Stars are a constant on every world, Spock finds. He knows this intellectually but it is something different to see it for himself. Even when he is older and finally attending Starfleet Academy the stars provide a welcome backdrop to the many unknowns which plague his mind. He is not alone in this comfort; many of the Academy students find comfort in the night, and no one finds it odd if he is prone to walking late or taking out his personal telescope during the twilight hours.

He still wishes on the stars, and not just the burning meteors that humans call 'shooting stars'. He looks up at them and sees a landscape not much different than that of his home on Vulcan. He makes the same wishes: Peace. Stability. Wisdom. Success.

It is akin to a meditation. Spock's life has not been very stable as of late. His departure from Vulcan was fraught with tension. Sarek did not agree with his leaving. His time at the Academy has also been difficult. But his studies have been proceeding well. Still – Spock has never been satisfied with a fifty-percent success rate. These are matters to work toward, then.


The Enterprise's Observation Deck is a popular place. Crewmen filter in and out of the room at all hours to gaze at the wide window of transparent aluminum that shows an immediate vista of stars. It is hard to obtain privacy here, but Spock occasionally ventures into the place nevertheless. Thankfully his own presence is often enough to deter other onlookers.

His place on the Enterprise has been satisfactory for over a decade, though Spock has often felt less than entirely fulfilled with his work. Personal feelings, however, are irrelevant; his work has been important and excellent on an objective scale. So he has remained.

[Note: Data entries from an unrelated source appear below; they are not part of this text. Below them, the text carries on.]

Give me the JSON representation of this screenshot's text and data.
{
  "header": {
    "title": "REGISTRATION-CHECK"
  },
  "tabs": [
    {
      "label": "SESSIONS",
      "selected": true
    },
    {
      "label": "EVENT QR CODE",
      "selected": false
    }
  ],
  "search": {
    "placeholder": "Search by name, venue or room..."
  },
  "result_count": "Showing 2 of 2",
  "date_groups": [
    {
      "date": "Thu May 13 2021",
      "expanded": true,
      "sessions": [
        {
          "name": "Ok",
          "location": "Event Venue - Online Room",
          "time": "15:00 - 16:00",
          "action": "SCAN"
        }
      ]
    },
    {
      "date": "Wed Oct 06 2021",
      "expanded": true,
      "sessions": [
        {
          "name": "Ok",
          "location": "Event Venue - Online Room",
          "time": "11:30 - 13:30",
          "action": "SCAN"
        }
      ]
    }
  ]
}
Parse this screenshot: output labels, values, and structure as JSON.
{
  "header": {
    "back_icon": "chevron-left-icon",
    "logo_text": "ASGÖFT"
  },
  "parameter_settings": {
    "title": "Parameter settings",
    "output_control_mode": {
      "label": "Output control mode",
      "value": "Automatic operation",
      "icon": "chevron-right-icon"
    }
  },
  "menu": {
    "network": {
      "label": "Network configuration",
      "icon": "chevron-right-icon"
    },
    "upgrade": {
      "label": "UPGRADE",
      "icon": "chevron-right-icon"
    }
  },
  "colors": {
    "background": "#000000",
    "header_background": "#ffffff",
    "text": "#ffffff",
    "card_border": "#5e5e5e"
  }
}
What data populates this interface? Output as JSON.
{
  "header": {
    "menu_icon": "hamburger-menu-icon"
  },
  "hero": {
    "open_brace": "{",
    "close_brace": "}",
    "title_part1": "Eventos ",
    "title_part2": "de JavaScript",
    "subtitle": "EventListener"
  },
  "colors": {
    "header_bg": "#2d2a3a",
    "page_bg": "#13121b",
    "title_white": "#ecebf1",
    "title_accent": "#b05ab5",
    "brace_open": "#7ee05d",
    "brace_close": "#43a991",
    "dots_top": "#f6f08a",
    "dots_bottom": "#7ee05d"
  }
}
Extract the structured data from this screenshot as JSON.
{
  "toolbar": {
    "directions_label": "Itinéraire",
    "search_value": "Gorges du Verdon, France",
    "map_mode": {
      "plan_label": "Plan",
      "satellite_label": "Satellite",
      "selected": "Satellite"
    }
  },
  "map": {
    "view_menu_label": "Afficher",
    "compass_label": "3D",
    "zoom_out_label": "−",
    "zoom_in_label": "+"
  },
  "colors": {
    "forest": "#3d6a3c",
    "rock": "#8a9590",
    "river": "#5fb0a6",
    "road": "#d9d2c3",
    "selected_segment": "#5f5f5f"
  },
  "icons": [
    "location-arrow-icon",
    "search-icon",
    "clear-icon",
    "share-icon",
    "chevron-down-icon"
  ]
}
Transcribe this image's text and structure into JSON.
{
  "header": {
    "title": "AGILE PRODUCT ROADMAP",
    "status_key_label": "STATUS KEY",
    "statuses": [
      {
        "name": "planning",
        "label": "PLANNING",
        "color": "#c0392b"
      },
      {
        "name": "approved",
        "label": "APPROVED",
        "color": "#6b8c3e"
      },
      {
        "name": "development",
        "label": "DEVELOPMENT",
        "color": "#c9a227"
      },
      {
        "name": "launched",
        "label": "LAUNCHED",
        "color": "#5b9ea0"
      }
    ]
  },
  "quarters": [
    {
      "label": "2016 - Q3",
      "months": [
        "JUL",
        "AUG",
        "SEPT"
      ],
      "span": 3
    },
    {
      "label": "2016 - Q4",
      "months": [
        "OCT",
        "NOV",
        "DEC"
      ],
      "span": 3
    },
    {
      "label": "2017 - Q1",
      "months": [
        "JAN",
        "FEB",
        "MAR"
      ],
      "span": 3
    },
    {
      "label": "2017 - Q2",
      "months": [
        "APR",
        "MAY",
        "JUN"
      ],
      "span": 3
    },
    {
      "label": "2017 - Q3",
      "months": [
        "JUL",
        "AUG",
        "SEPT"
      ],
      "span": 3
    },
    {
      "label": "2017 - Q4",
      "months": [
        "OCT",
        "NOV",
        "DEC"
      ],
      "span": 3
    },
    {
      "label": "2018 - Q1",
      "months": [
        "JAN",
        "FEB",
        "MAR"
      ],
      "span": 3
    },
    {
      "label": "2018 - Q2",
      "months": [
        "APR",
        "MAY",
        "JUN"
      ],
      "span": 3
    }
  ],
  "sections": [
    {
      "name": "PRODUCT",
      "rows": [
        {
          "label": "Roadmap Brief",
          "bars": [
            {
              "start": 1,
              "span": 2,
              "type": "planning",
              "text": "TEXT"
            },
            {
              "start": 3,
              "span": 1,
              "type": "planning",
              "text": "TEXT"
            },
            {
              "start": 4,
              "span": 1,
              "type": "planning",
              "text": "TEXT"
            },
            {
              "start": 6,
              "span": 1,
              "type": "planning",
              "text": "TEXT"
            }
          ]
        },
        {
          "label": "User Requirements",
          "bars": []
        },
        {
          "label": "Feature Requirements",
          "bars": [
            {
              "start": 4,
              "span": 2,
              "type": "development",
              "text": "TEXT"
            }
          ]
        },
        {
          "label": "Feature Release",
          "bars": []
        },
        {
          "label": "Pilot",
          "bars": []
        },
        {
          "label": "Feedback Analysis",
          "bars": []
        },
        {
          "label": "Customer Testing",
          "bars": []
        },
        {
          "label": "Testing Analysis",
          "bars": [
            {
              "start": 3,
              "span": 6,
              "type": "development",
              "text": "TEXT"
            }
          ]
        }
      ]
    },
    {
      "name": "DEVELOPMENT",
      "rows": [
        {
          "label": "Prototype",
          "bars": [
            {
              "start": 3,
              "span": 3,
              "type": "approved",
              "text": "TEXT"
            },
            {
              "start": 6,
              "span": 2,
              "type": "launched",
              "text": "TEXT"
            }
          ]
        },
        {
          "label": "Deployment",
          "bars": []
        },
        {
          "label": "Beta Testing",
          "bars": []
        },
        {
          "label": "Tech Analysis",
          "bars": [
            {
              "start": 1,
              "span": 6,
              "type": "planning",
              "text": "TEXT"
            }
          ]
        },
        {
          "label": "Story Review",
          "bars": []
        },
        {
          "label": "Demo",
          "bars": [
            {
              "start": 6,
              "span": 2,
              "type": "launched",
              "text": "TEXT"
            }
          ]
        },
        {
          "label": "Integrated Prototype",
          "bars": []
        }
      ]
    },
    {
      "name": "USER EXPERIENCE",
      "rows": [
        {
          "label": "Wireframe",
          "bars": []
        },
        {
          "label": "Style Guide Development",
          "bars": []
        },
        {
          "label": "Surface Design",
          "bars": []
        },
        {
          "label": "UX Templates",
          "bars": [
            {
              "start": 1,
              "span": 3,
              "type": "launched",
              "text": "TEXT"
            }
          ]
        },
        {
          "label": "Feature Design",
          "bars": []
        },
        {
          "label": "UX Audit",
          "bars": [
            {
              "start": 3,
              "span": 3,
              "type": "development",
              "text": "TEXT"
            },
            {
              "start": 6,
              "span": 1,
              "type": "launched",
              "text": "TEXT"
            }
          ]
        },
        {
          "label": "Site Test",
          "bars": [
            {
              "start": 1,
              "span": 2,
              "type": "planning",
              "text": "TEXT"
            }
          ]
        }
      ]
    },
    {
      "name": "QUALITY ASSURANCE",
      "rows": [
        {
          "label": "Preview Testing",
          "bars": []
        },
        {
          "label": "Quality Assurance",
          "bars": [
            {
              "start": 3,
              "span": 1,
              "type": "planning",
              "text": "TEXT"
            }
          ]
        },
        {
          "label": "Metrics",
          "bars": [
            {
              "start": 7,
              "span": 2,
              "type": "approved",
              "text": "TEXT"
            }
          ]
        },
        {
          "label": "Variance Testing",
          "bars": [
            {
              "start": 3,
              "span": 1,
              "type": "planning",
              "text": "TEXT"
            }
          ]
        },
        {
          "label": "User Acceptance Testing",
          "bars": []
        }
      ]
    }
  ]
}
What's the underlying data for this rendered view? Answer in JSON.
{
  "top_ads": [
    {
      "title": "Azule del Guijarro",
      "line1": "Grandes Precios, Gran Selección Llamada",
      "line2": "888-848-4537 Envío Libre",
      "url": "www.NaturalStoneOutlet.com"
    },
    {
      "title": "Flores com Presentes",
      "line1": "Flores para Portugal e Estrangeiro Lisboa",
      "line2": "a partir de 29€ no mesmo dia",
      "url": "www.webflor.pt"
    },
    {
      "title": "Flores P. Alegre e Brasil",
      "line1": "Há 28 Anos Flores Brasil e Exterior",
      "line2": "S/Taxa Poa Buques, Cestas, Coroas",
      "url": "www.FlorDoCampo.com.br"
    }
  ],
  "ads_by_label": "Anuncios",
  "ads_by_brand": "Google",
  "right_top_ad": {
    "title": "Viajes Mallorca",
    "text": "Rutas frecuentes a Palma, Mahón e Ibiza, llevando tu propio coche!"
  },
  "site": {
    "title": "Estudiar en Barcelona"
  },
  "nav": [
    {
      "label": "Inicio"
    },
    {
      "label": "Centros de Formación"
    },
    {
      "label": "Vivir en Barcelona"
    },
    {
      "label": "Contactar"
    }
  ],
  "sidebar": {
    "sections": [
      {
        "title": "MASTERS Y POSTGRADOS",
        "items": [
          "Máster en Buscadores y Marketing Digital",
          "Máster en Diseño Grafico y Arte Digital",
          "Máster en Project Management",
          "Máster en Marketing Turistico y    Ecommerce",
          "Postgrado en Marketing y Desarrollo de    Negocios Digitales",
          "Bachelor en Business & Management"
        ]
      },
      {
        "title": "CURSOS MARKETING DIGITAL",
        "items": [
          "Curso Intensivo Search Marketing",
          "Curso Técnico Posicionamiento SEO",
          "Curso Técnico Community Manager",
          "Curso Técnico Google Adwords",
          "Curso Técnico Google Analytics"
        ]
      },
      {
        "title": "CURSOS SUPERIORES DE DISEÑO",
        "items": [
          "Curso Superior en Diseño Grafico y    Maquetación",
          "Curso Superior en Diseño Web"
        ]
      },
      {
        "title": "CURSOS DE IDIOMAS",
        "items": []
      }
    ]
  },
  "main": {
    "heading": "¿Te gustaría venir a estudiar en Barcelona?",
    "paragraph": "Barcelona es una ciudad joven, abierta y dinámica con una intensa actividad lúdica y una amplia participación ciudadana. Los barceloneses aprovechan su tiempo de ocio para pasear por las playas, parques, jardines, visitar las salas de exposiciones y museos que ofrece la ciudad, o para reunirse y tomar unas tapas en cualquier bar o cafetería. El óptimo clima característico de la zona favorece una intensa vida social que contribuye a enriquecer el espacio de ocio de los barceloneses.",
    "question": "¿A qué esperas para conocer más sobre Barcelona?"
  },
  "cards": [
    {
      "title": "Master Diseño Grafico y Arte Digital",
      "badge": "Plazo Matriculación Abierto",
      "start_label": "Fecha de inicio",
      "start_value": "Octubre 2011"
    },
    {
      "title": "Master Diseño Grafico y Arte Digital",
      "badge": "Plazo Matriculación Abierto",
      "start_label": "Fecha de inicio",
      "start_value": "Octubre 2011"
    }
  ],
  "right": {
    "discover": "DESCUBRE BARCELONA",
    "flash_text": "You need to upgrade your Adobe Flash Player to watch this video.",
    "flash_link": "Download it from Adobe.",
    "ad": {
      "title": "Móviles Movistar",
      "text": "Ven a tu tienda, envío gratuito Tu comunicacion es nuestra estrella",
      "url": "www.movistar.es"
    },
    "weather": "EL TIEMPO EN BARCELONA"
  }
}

During the last few months of Captain Kirk's captaincy he has felt a certain shift. He is not certain, however, what it signifies – not certain if the change is positive or negative. He is confident this matter will reveal itself in time.

As a particularly bright, piercing star rolls into view, Spock takes a breath. He hears the door slide open behind him and ignores it; no one will disturb him. He makes a wish. He wishes for Safety. He wishes for Peace and the ability to find Logic. He wishes for Competence in his work. He wishes for -

“Spock! I was told you were here.”

Spock startles and turns around. Kirk looks vaguely guilty. “I'm sorry – I didn't mean to surprise you,” he says.

“Not at all, Captain.”

Kirk follows his gaze. “They are beautiful, aren't they? I used to stargaze myself, back in Iowa – the vision doesn't seem to compare, now.” A smile curves at the edge of his mouth.

“I have no opinion on the matter.”

“Oh, I'm sure,” says Kirk lightly. “What about chess, Mr. Spock?”


“Do you have an opinion on that? Because we missed our last game. I was wondering if you'd care to join me in the rec room. If you're not busy.”

“...Certainly, Sir.”

Kirk leads the way with one last, fond look out the window. Spock tries to remember the last part of his list – he cannot quite manage it.

He has never dared to wish for something as wonderful as a friend.